Впрочем, скоро стало ясно – нежить боится дневного света. С этой поры поняли, как уберечься от погибели. Однако поняли также, что отныне всякое странствие без Осененного стало невозможным.
…На исходе зноеня дожди, наконец, прекратились, и накатила жара.
Повисла удушливая сырь, однако к этой поре Гнилой Мор удалось остановить. Сколько при этом крови обережников было пролито в землю – только Хранителям ведомо. Сколькие же сгибли, сгорели, выхлестав свой Дар, – не сосчитать.

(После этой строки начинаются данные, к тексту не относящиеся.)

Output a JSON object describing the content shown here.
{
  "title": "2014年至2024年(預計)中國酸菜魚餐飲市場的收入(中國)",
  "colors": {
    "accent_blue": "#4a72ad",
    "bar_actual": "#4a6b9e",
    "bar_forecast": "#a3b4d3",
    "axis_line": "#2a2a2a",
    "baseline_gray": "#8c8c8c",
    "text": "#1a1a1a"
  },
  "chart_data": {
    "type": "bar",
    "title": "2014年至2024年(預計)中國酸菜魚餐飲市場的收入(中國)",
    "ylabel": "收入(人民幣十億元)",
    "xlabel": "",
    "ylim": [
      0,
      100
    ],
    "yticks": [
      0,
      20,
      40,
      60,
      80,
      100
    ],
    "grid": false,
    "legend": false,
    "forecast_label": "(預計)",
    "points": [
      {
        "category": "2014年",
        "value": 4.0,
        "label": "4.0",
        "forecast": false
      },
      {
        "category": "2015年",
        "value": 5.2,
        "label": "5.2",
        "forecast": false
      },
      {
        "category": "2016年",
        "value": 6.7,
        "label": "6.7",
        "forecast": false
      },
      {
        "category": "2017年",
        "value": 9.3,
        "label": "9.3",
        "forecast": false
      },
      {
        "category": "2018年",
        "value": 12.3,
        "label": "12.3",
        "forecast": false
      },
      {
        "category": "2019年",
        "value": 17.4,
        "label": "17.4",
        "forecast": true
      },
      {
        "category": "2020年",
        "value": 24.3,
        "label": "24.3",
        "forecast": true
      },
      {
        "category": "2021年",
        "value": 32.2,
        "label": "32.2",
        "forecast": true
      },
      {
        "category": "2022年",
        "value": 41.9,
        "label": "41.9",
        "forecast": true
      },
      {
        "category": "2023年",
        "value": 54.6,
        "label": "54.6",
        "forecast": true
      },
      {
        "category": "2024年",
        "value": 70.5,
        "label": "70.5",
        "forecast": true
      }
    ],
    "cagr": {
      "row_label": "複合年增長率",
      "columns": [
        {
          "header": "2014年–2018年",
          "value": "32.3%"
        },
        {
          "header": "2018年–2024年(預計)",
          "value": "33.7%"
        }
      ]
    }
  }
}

А потом поднялись ветра. Они разогнали туманы, просушили землю. И будто бы все в мире сделалось как прежде. Вот только… мира не осталось. Все сделалось иначе. Никуда не исчезли хищные твари, приходящие по ночам, не перестали подниматься мертвецы. Чтобы сохранить оставшиеся города, в каждый отрядили по несколько обережников – защищать людей, скотину, поля. И теперь всякий, кто с Даром был, делал какое-то одно дело: лечил живых, упокаивал мертвых либо сопровождал обозы – что лучше получалось. Так и появились ратоборцы, колдуны и целители.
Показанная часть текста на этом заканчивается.